The concept of U-city

The concept of U-city derives from ubiquitous computing defined by Mark Weiser in a seminal article published
in 1991 (Lee, 2009). Weiser had the vision of computers
linked by wired and wireless networks, which are so ubiquitous that nobody notices their presence: ‘‘The most profound technologies are those that disappear. They weave
themselves into the fabric of everyday life until they are
undistinguishable from it.’’ In a visionary essay entitled
‘‘The Coming of Age of Calm Technology,’’ Weiser and
Brown (1996) propounded that given its radical social
impact, ubiquitous computing would be the third most
important innovation in the history of mankind, after the
invention of writing and that of electricity.
The interrelated conceptions of U-city and augmented
city produce radically different views with respect to space,
place, and location in smart cities. Anttiroiko (2013)
explains that the U-city model comes with a relative indifference to physical space inasmuch as urban services are
fully available regardless of location. The U-city as a whole
is a place. On the contrary, the augmented city supposes
spaces recombined by digital, thereby establishing a connection with the user’s specific location.
Arguably, this dichotomy oversimplifies ubiquitous life.
Aurigi (2009) identifies that a city will always be grounded
in its location. Encounters, events, and perceptions embody
the ‘‘power of place.’’ Hence, the two models do not have
to be exclusive but can actually be hybrid: ‘‘the U-city can
be an augmented city: global in reach, and very local, personal and ‘spatial’ in the experiences it proposes.’’
Commercial real estate’s heterogeneity in smart cities. This
ongoing debate has significant implications for commercial
real estate. If human life in U-city is truly placeless, commercial real estate’s focus would irremediably move from
physical to digital. As a result, one can envision that in a
smart city modeled after the U-city concept, digital will
ultimately shape physical space. Commercial real estate
markets might de facto become less heterogeneous with
an underlying trend toward property standardization driven
by what Peet (1998) designates as ‘‘existential outsiderness
in which all places assume the same meaningless identity’’

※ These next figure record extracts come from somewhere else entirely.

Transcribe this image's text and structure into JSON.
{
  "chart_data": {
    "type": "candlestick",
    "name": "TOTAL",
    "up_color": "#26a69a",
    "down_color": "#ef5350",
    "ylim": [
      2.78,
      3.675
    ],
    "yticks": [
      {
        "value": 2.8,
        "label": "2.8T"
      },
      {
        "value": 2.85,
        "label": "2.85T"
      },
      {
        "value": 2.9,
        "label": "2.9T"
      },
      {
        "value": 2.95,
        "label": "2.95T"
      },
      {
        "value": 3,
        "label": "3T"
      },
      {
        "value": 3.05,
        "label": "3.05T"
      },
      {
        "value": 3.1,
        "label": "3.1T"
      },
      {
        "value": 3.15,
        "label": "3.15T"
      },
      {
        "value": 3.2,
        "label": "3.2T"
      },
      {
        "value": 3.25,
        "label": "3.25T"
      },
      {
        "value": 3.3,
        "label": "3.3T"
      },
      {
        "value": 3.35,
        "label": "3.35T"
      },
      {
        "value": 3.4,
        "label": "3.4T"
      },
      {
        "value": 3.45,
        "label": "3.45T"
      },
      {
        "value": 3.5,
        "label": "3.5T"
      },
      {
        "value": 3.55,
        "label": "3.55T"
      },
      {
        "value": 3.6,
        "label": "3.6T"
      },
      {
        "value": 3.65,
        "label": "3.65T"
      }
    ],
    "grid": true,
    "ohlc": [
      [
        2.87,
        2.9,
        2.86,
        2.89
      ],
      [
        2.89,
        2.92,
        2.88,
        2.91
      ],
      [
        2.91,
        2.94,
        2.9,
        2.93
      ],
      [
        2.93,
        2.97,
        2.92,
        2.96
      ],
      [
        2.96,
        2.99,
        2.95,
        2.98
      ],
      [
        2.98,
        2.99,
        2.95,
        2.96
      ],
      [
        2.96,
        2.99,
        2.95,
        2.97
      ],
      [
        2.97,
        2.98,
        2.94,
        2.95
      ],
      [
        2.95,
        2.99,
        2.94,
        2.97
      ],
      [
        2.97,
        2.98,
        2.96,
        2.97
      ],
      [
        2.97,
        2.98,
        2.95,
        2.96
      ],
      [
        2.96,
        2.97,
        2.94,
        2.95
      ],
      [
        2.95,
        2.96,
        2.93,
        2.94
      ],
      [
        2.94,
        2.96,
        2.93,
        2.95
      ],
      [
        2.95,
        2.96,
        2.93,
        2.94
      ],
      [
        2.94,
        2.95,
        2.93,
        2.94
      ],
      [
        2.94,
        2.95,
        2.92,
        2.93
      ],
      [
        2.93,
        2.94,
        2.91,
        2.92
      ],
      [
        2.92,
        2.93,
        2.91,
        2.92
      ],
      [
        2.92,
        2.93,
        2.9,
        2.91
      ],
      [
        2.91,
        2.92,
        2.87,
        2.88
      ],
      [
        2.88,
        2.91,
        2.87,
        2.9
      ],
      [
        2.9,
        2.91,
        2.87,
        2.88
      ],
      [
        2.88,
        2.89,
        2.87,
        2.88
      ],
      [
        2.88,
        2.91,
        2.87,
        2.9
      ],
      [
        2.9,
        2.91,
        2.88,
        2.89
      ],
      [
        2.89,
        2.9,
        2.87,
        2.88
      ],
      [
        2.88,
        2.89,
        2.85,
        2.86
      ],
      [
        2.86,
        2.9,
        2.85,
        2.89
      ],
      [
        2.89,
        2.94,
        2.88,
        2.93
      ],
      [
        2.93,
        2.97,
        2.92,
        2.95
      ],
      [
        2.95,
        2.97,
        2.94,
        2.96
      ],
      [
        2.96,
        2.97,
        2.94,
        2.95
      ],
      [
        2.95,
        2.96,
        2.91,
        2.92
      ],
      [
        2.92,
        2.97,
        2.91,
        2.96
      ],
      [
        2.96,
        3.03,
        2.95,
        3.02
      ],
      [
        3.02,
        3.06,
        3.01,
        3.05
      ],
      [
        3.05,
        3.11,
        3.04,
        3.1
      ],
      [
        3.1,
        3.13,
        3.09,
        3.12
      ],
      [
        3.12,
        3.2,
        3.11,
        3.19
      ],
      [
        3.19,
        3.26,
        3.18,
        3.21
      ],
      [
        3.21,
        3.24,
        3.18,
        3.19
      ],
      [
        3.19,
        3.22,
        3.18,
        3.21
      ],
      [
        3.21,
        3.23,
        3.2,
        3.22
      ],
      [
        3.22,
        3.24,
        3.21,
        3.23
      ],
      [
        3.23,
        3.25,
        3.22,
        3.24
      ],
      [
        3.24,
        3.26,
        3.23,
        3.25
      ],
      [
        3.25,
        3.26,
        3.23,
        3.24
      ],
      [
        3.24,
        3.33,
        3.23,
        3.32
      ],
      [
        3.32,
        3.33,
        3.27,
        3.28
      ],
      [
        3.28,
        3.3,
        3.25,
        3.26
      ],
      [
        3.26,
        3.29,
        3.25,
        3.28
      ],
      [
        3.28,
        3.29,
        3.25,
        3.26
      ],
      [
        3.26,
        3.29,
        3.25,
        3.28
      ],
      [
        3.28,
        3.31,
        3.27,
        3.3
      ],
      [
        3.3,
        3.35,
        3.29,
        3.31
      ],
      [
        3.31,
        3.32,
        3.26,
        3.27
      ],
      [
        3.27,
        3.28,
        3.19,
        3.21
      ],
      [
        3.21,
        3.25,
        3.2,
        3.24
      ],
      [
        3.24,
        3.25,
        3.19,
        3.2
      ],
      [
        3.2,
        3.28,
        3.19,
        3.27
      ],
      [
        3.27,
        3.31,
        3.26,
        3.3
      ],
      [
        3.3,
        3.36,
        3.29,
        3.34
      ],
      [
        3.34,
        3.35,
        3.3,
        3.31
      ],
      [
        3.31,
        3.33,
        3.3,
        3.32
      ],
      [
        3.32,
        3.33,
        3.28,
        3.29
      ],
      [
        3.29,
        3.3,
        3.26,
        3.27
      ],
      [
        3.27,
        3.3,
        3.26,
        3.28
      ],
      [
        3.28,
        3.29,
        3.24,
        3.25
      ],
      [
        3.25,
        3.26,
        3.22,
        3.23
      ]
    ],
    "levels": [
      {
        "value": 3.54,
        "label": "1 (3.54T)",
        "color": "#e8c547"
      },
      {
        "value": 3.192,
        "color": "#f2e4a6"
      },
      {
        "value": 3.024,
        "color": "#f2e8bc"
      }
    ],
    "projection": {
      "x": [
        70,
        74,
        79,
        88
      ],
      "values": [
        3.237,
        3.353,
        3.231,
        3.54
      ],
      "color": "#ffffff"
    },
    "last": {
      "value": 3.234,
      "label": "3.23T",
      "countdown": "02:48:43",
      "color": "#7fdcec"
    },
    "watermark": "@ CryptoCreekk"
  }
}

(Dodge and Kichin, 2001). Mitchell (2003:159) explains
that ‘‘in the emerging wireless era, our buildings and urban
environments need fewer specialized spaces built around
sites and resource availability and more versatile, hospitable, accommodating spaces that simply attract occupation
and can serve diverse purposes as required.’’ Hence, the
broader a digital place’s scope, the more commoditized
physical space is likely to become. This is a new take on
the functionalist approach to architecture: in a U-city, versatility in buildings’ function should override any concern
about their physical characteristics.
The lesser importance of physical space in smart cities
might have significant consequences for commercial real
estate in smart cities. U-city’s placelessness favors mixeduse developments and could trigger a new, highly versatile
‘‘omni-use’’ property type where physical characteristics
are mostly nonspecific and applicable to a wide range of
digital places, enabling very dynamic uses of properties
(e.g. co-working spaces together with co-living spaces).
In contrast, in a smart city modeled after the augmented
city concept, since spatial specification matters (i.e. digital
skin comes with locational characteristics), augmented
places will keep commercial real estate’s focus on properties’ heterogeneities (including their digital capabilities in
line with the model’s embedded segmentation of space).
Thinking about commercial real estate in terms of activities
linked to enhanced locations rather than property types per
se will be key. For instance, taxonomies of augmented
places could be established based on such fundamental
activities as work, shop, sleep, eat, travel, and commute.
In terms of urban structure, U-cities’ assemblage of
physical and digital spaces could be more diverse than
those in augmented cities where the digital skin naturally
results in a clustering of human activities. By being potentially fully random series of spatial events, U-cities will let
space users decide whether agglomeration economies make
sense in smart environments. Conversely, augmented cities
will have to be accompanied with maps of enhanced locations. The dichotomy between U-city and Augmented city
will address important questions about how space produced
at the intersection of physical and digital affects human
need for physical interactions, a need traditionally enabled
by real estate.
Moreover, the fact that not all cities will be equally
smart and/or ubiquitous, nor all places equally augmented
should not be overlooked. As explained by Shelton et al.
(2015), ‘‘it is important to recognize that smart cities are
also internally differentiated. That is, like any other phenomena, they are geographically uneven at a variety of
scales.’’ Consequently, to make sense of these differences,
digital places will have to be assessed, measured, and qualified with ad hoc metrics capturing this new spatiality’s
contribution to commercial real estate (Lecomte, 2018).